In recognizing the role and general dynamics of resilience at different levels (and despite still asking how these levels
interact and foster resilience (e.g. Kayes, 2015; Giovannini et al., 2020)), scholars also generally acknowledge the need
to work for strengthening the theoretical infrastructure that is currently available to assess and unpack resilience (Kossek
& Perrigino, 2016; Linnenluecke, 2017; Fisher et al., 2018; Duchek, 2019). This is achieved both by pursuing the construction
of common ground (and a common language) among the many scholars and disciplines that address resilience (Young et al., 2022),
but also by progressing in the development of theoretical concepts and empirical tools for specifying resilience from other
related concepts, such as change, adaptation or innovation.

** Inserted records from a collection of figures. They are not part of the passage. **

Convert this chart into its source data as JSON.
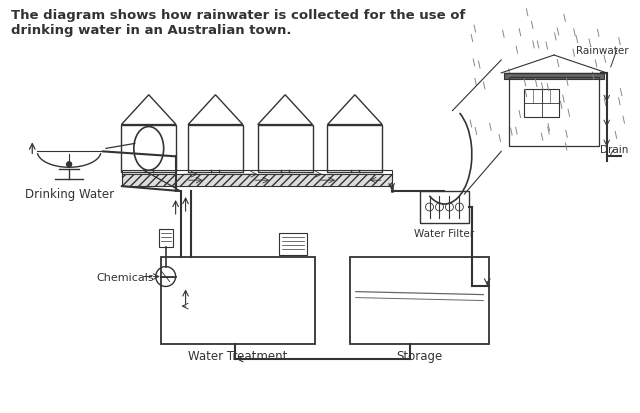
{
  "title": "The diagram shows how rainwater is collected for the use of\ndrinking water in an Australian town.",
  "title_fontsize": 9.5,
  "bg_color": "#ffffff",
  "labels": {
    "rainwater": "Rainwater",
    "drain": "Drain",
    "drinking_water": "Drinking Water",
    "water_filter": "Water Filter",
    "chemicals": "Chemicals",
    "water_treatment": "Water Treatment",
    "storage": "Storage"
  },
  "line_color": "#333333",
  "hatch_color": "#555555"
}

For these reasons, following the Colloquium’s call,
this panel investigates the mix between legacy and imagination that builds resilient individuals, organizations and societies,
and invites theoretical attempts to develop resilience theory, as well as empirical studies, identifying resilience dynamics
in our world with a variety (and combination) of methods and perspectives. Within this framework of resilience, we raise the
following questions, although others could also be added:
How do legacies function as ground for change?

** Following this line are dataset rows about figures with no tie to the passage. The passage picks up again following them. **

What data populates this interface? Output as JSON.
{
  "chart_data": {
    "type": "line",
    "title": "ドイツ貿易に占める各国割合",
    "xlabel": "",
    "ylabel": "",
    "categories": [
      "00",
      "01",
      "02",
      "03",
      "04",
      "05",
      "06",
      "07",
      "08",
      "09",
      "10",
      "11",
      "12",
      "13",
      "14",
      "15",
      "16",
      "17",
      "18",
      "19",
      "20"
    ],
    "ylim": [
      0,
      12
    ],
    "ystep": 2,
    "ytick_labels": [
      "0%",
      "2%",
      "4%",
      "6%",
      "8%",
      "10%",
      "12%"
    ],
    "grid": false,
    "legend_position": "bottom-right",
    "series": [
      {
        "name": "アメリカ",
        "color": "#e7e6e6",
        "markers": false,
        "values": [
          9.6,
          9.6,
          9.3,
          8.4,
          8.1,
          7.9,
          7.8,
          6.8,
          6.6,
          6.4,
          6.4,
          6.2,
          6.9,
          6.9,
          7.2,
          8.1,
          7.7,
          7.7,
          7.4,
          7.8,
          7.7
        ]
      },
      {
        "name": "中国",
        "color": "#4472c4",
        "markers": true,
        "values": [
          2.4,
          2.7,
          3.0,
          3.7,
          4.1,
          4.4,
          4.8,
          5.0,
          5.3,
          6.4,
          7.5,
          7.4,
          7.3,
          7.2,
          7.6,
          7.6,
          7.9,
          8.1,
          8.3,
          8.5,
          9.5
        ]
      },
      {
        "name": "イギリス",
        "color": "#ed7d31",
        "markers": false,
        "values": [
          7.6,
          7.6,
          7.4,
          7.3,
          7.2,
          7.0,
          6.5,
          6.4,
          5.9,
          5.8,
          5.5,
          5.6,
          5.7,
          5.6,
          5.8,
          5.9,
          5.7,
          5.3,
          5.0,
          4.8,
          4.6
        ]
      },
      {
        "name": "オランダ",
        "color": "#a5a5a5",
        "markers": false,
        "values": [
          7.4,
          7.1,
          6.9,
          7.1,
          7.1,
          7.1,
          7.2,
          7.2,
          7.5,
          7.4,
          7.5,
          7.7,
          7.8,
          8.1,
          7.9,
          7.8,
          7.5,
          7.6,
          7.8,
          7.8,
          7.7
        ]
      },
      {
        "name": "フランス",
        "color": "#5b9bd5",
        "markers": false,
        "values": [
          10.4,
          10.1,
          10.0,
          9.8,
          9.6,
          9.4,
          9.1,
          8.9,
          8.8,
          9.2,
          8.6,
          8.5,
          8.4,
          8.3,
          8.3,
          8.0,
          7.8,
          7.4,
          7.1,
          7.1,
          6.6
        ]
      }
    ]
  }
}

Does the balance between legacies and imagination produce different types of resilience i.e. absorptive, adaptive or transformative (Manca et al., 2017; Pinheiro et al., 2022)?
Can the combination of legacies and imagination be explored in a longitudinal perspective at the level of foresight, mechanisms and outcomes of resilience (Fisher et al., 2018)?
What is the compatibility between past and future that enables a resilient behavior or outcome? Can individuals/organizations/societies act on the future, and structure or shape it as to enhance such compatibility and foster resilience? Is there a dark side of resilience?
Who are the primary carriers of legacies and imagination within organizations and/or across organizational fields? And how do they interact? Can this interaction be engineered?
How can we best identify and clarify the strategies of so called “agents of resilience” that, like institutional workers (Lawrence et al., 2011), build resilience in their everyday life in organizations? Who plays the role of “agent of resilience” in the broader perspective of social systems? Are there “logics”, “streams” or “movements” of resilience, and if so how can we unpack these?
Is it feasible and/or desirable to design legacies for resilience, and if so, how and in what circumstances? As a consequence, is there a “selection” on what is passed through resilience, and if so what mechanisms affect this process?
Following emerging modes of governance centered on co-prodution and co-creation, what is the role of citizenship/workers/entrepreneurial generations in both the definition and (re-) assessment of resilience?
How can imagination be both linked and freed from legacies?
How does knowledge relate to resilience, both the path dependencies and socialization of is legacies as well as the imagination inherent in the exploration into both known and unknown unknowns?